JUBIRTVNEWS.COM – Direktorat Jenderal Imigrasi mengungkap praktik penipuan daring bermodus love scamming yang diduga dijalankan oleh 16 warga negara asing (WNA) di kawasan Pelabuhan Ratu, Kabupaten Sukabumi, Jawa Barat. Dari pengungkapan ini, petugas menemukan puluhan perangkat elektronik yang digunakan untuk mendukung aktivitas ilegal tersebut.
Mayoritas WNA yang terlibat diketahui berasal dari Republik Rakyat Tiongkok (RRT), sementara lainnya merupakan warga negara Malaysia dan Taiwan. Mereka diduga tidak hanya menyalahgunakan izin tinggal, tetapi juga menjalankan operasi penipuan yang menyasar korban di luar negeri, khususnya Amerika Serikat dan Meksiko.
Pengungkapan kasus ini berawal dari informasi intelijen yang diterima pada 29 Maret 2026 terkait aktivitas mencurigakan sekelompok WNA di wilayah tersebut. Menindaklanjuti laporan itu, Kantor Imigrasi Sukabumi melakukan pengawasan tertutup serta profiling sejak 30 Maret hingga pertengahan April 2026.
Dalam proses tersebut, petugas mengumpulkan sejumlah bukti berupa dokumentasi foto dan video yang mengarah pada dugaan pelanggaran keimigrasian serta aktivitas ilegal berbasis daring.

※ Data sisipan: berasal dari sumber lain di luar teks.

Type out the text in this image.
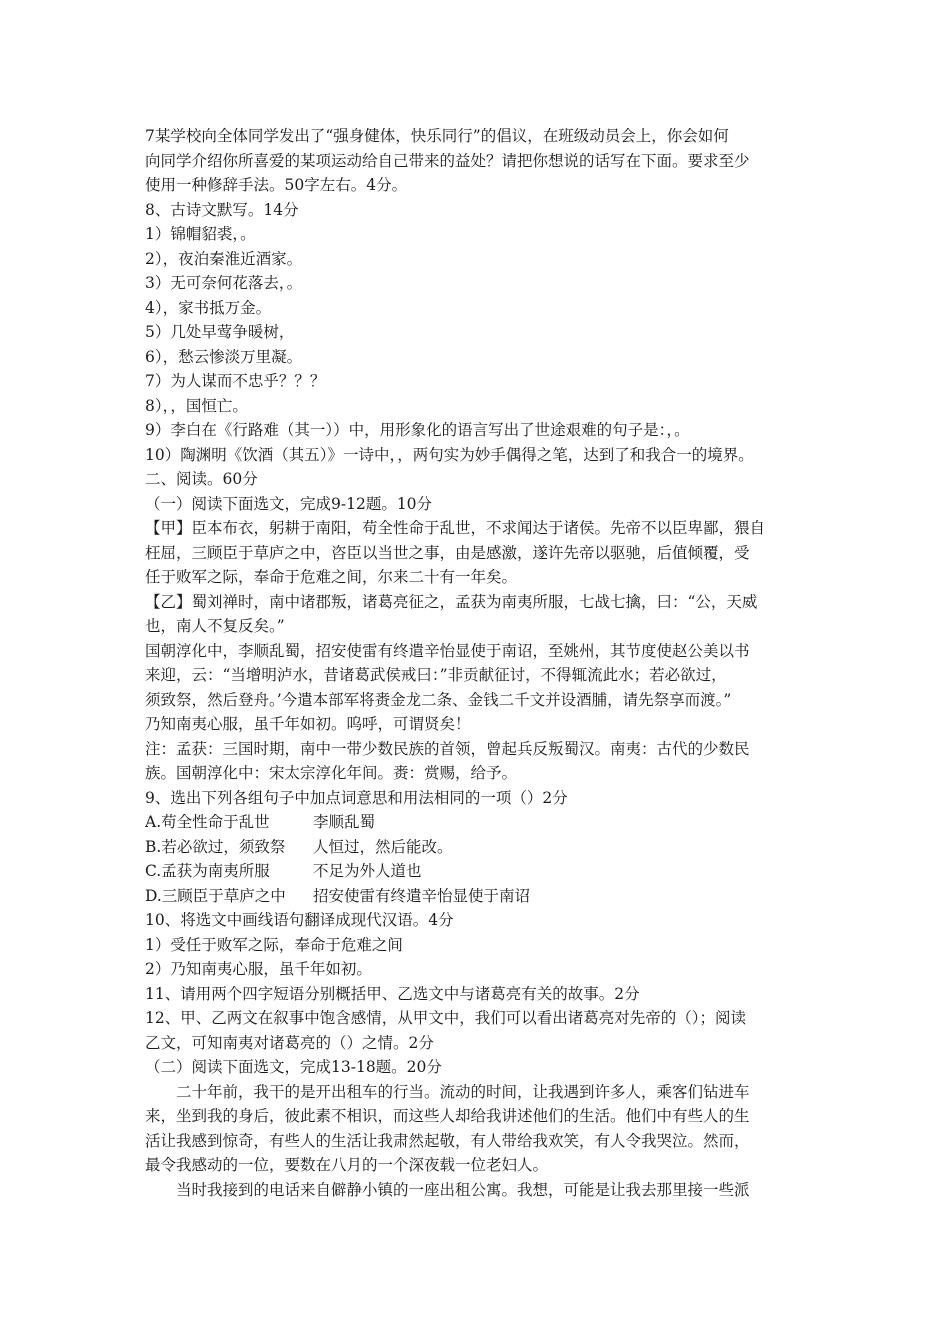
7某学校向全体同学发出了“强身健体，快乐同行”的倡议，在班级动员会上，你会如何
向同学介绍你所喜爱的某项运动给自己带来的益处？请把你想说的话写在下面。要求至少
使用一种修辞手法。50字左右。4分。
8、古诗文默写。14分
1）锦帽貂裘，。
2），夜泊秦淮近酒家。
3）无可奈何花落去，。
4），家书抵万金。
5）几处早莺争暖树，
6），愁云惨淡万里凝。
7）为人谋而不忠乎？？？
8），，国恒亡。
9）李白在《行路难（其一））中，用形象化的语言写出了世途艰难的句子是：，。
10）陶渊明《饮酒（其五）》一诗中，，两句实为妙手偶得之笔，达到了和我合一的境界。
二、阅读。60分
（一）阅读下面选文，完成9-12题。10分
【甲】臣本布衣，躬耕于南阳，苟全性命于乱世，不求闻达于诸侯。先帝不以臣卑鄙，猥自
枉屈，三顾臣于草庐之中，咨臣以当世之事，由是感激，遂许先帝以驱驰，后值倾覆，受
任于败军之际，奉命于危难之间，尔来二十有一年矣。
【乙】蜀刘禅时，南中诸郡叛，诸葛亮征之，孟获为南夷所服，七战七擒，曰：“公，天威
也，南人不复反矣。”
国朝淳化中，李顺乱蜀，招安使雷有终遣辛怡显使于南诏，至姚州，其节度使赵公美以书
来迎，云：“当增明泸水，昔诸葛武侯戒曰：”非贡献征讨，不得辄流此水；若必欲过，
须致祭，然后登舟。’今遣本部军将赉金龙二条、金钱二千文并设酒脯，请先祭享而渡。”
乃知南夷心服，虽千年如初。呜呼，可谓贤矣！
注：孟获：三国时期，南中一带少数民族的首领，曾起兵反叛蜀汉。南夷：古代的少数民
族。国朝淳化中：宋太宗淳化年间。赉：赏赐，给予。
9、选出下列各组句子中加点词意思和用法相同的一项（）2分
A.苟全性命于乱世	李顺乱蜀
B.若必欲过，须致祭 人恒过，然后能改。
C.孟获为南夷所服	不足为外人道也
D.三顾臣于草庐之中 招安使雷有终遣辛怡显使于南诏
10、将选文中画线语句翻译成现代汉语。4分
1）受任于败军之际，奉命于危难之间
2）乃知南夷心服，虽千年如初。
11、请用两个四字短语分别概括甲、乙选文中与诸葛亮有关的故事。2分
12、甲、乙两文在叙事中饱含感情，从甲文中，我们可以看出诸葛亮对先帝的（）；阅读
乙文，可知南夷对诸葛亮的（）之情。2分
（二）阅读下面选文，完成13-18题。20分
二十年前，我干的是开出租车的行当。流动的时间，让我遇到许多人，乘客们钻进车
来，坐到我的身后，彼此素不相识，而这些人却给我讲述他们的生活。他们中有些人的生
活让我感到惊奇，有些人的生活让我肃然起敬，有人带给我欢笑，有人令我哭泣。然而，
最令我感动的一位，要数在八月的一个深夜载一位老妇人。
当时我接到的电话来自僻静小镇的一座出租公寓。我想，可能是让我去那里接一些派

Puncaknya, pada dini hari 14 April 2026, petugas memperoleh informasi adanya pergerakan mencurigakan dari para WNA yang mulai mengemas barang dan diduga hendak meninggalkan lokasi. Saat dilakukan penindakan, satu orang berhasil diamankan di lokasi awal bersama sejumlah barang bukti.
Petugas kemudian melakukan penyisiran di area penginapan hingga sekitar pantai dan berhasil mengamankan 15 orang lainnya yang sempat berpencar. Dengan demikian, total 16 WNA berhasil diamankan dalam operasi tersebut.

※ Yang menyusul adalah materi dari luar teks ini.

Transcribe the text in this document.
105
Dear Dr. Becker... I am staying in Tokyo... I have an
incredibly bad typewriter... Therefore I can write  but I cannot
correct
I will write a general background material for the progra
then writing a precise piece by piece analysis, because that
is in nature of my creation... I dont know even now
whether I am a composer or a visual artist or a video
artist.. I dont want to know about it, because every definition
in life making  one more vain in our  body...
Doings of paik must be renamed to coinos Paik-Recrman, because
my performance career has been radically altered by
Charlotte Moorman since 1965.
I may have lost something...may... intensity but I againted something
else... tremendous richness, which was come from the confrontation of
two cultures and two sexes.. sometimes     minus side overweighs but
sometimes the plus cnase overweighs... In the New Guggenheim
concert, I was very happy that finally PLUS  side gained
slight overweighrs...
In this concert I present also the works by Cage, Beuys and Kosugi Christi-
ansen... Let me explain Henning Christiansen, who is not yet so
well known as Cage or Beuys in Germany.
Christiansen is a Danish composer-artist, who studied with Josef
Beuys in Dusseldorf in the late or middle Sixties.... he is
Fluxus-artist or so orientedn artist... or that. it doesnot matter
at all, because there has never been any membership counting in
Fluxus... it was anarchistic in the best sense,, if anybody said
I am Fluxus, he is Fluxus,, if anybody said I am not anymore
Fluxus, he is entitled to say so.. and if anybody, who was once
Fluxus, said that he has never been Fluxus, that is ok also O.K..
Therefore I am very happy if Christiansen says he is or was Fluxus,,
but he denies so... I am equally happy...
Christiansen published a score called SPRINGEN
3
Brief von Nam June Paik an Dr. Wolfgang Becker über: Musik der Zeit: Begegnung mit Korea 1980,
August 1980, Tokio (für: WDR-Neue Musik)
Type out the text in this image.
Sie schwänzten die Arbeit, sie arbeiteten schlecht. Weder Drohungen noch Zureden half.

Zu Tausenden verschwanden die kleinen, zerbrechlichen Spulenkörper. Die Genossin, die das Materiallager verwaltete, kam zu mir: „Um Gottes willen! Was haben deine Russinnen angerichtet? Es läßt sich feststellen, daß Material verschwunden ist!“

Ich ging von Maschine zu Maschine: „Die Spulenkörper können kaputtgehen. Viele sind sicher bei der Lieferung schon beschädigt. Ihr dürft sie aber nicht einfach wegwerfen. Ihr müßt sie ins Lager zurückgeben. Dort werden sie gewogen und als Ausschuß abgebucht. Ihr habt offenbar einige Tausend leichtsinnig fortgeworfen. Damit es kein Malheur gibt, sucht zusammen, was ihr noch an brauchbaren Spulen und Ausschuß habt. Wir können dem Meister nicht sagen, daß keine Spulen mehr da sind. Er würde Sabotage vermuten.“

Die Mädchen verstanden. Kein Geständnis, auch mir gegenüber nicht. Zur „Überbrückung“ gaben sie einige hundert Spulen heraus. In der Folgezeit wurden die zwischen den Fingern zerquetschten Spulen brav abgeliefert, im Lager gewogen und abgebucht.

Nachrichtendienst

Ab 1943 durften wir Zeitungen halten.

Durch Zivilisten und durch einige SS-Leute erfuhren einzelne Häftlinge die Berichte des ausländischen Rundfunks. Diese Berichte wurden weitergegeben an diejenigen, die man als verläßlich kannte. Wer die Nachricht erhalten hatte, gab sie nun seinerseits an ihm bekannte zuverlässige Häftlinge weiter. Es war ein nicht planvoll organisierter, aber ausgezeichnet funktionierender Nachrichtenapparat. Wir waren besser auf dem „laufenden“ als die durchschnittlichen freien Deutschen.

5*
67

Dari lokasi, petugas menyita berbagai barang bukti berupa 50 unit komputer, 150 unit telepon genggam, serta perangkat jaringan seperti router, switch hub, dan kabel LAN. Perangkat tersebut diduga digunakan untuk menjalankan aktivitas penipuan daring secara terorganisir.
Hasil pemeriksaan awal terhadap perangkat elektronik mengungkap pola love scamming, yakni modus penipuan yang memanfaatkan pendekatan emosional melalui media sosial. Korban diarahkan untuk percaya dan kemudian ditawari investasi fiktif, seperti cryptocurrency dan forex.

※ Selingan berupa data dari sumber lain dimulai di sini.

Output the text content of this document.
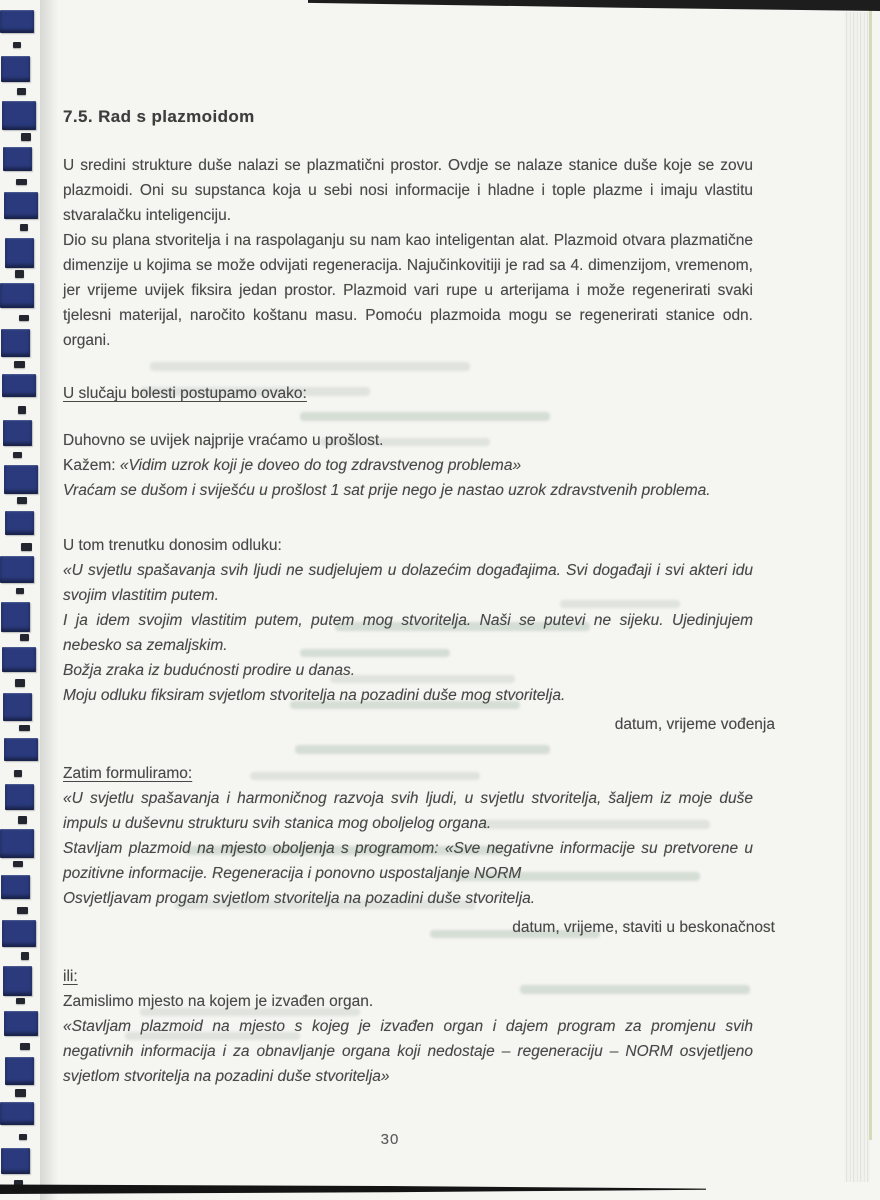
7.5. Rad s plazmoidom

U sredini strukture duše nalazi se plazmatični prostor. Ovdje se nalaze stanice duše koje se zovu plazmoidi. Oni su supstanca koja u sebi nosi informacije i hladne i tople plazme i imaju vlastitu stvaralačku inteligenciju.

Dio su plana stvoritelja i na raspolaganju su nam kao inteligentan alat. Plazmoid otvara plazmatične dimenzije u kojima se može odvijati regeneracija. Najučinkovitiji je rad sa 4. dimenzijom, vremenom, jer vrijeme uvijek fiksira jedan prostor. Plazmoid vari rupe u arterijama i može regenerirati svaki tjelesni materijal, naročito koštanu masu. Pomoću plazmoida mogu se regenerirati stanice odn. organi.

U slučaju bolesti postupamo ovako:

Duhovno se uvijek najprije vraćamo u prošlost.

Kažem: «Vidim uzrok koji je doveo do tog zdravstvenog problema»

Vraćam se dušom i sviješću u prošlost 1 sat prije nego je nastao uzrok zdravstvenih problema.

U tom trenutku donosim odluku:

«U svjetlu spašavanja svih ljudi ne sudjelujem u dolazećim događajima. Svi događaji i svi akteri idu svojim vlastitim putem.

I ja idem svojim vlastitim putem, putem mog stvoritelja. Naši se putevi ne sijeku. Ujedinjujem nebesko sa zemaljskim.

Božja zraka iz budućnosti prodire u danas.

Moju odluku fiksiram svjetlom stvoritelja na pozadini duše mog stvoritelja.

datum, vrijeme vođenja

Zatim formuliramo:

«U svjetlu spašavanja i harmoničnog razvoja svih ljudi, u svjetlu stvoritelja, šaljem iz moje duše impuls u duševnu strukturu svih stanica mog oboljelog organa.

Stavljam plazmoid na mjesto oboljenja s programom: «Sve negativne informacije su pretvorene u pozitivne informacije. Regeneracija i ponovno uspostaljanje NORM

Osvjetljavam progam svjetlom stvoritelja na pozadini duše stvoritelja.

datum, vrijeme, staviti u beskonačnost

ili:

Zamislimo mjesto na kojem je izvađen organ.

«Stavljam plazmoid na mjesto s kojeg je izvađen organ i dajem program za promjenu svih negativnih informacija i za obnavljanje organa koji nedostaje – regeneraciju – NORM osvjetljeno svjetlom stvoritelja na pozadini duše stvoritelja»

30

Direktur Jenderal Imigrasi, Hendarsam Marantoko, menegaskan bahwa tindakan tegas akan dikenakan terhadap para WNA.
“Terhadap 16 warga negara asing tersebut, kami akan mengenakan Tindakan Administratif Keimigrasian berupa deportasi dan penangkalan, mengingat terdapat indikasi kuat penyalahgunaan izin tinggal serta aktivitas yang berpotensi mengganggu ketertiban umum. Kami juga terus berkoordinasi dengan aparat penegak hukum untuk mendalami kemungkinan adanya unsur tindak pidana,” ujar Hendarsam.
Ia menambahkan bahwa Direktorat Jenderal Imigrasi akan terus memperkuat pengawasan terhadap keberadaan dan kegiatan orang asing di Indonesia.
“Keberhasilan pengungkapan kasus ini menunjukkan pentingnya sinergi antarinstansi serta kewaspadaan terhadap potensi pelanggaran keimigrasian yang berdampak luas. Kami memastikan bahwa kebijakan selective policy ditegakkan secara konsisten, sehingga hanya orang asing yang memberikan manfaat dan tidak membahayakan keamanan yang dapat berada di Indonesia,” tutup Hendarsam.